Home > Journals > St. John's Law Review > Vol. 85 > No. 4
Document Type
Article
Abstract
(Excerpt)
The remainder of this Article is structured as follows. Part I discusses the United States government's current use of the Article III courts to combat global terrorism. First, it reviews data to show that there has been a whopping number of extraterritorial prosecutions for terrorism crimes brought since 9/11. Second, it surveys the case law to demonstrate that U.S. courts have failed to develop a due process test for assessing extra-jurisdictionality in those terrorism cases, and that this has been problematic because several cases have raised due process questions. Part II puts the discussion in Part I in context by exploring the larger body of United States law on extraterritorial criminal jurisdiction. First, Part II.A shows that the lack of a due process doctrine for limiting terrorism prosecutions is actually par for the course; as a whole, federal court opinions allowing for the extraterritorial application of the criminal law have been largely silent on the Due Process Clause.
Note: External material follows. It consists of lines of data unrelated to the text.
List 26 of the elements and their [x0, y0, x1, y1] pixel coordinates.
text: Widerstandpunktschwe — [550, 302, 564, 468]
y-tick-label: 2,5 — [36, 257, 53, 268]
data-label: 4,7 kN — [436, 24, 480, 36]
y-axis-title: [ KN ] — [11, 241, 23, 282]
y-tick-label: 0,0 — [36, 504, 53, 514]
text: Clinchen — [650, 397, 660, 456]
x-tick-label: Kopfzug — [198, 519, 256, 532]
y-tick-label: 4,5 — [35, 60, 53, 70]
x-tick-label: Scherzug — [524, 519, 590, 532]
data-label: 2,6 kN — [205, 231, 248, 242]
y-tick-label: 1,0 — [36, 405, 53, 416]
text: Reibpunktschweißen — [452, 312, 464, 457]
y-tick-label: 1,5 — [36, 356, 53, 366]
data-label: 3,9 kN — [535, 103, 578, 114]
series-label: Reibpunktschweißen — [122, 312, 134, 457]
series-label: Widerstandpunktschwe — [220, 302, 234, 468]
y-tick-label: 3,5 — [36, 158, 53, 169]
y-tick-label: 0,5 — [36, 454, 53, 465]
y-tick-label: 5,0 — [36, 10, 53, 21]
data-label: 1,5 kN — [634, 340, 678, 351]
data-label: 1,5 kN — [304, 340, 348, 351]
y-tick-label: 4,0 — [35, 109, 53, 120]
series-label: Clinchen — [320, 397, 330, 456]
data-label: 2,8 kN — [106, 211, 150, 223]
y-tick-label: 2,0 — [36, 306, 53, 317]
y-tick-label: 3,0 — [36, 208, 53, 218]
Next, Part II.B claims that the reason for this state of the doctrine is historical. Extraterritorial crimes necessitating a due process analysis only date back to 1980. In Part III, this Article shifts to a normative argument. Drawing on domestic criminal law in Part III.A and on the law concerning the extraterritorial enforcement of federal civil statutes in Part III.B, this Article argues that the absence of a Due Process Clause test for prosecuting overseas crimes is inconsistent with core tenants in American law. Part III.C examines drug-trafficking cases in the Ninth Circuit since the 1990s, the one body of cases in which judges have begun to fill the holes. In the Conclusion, this Article seeks to apply the lessons from Part III to contemporary extraterritorial terrorism cases. It sketches the outlines of a Due Process Clause test that U.S. courts should apply in terrorism prosecutions going forward.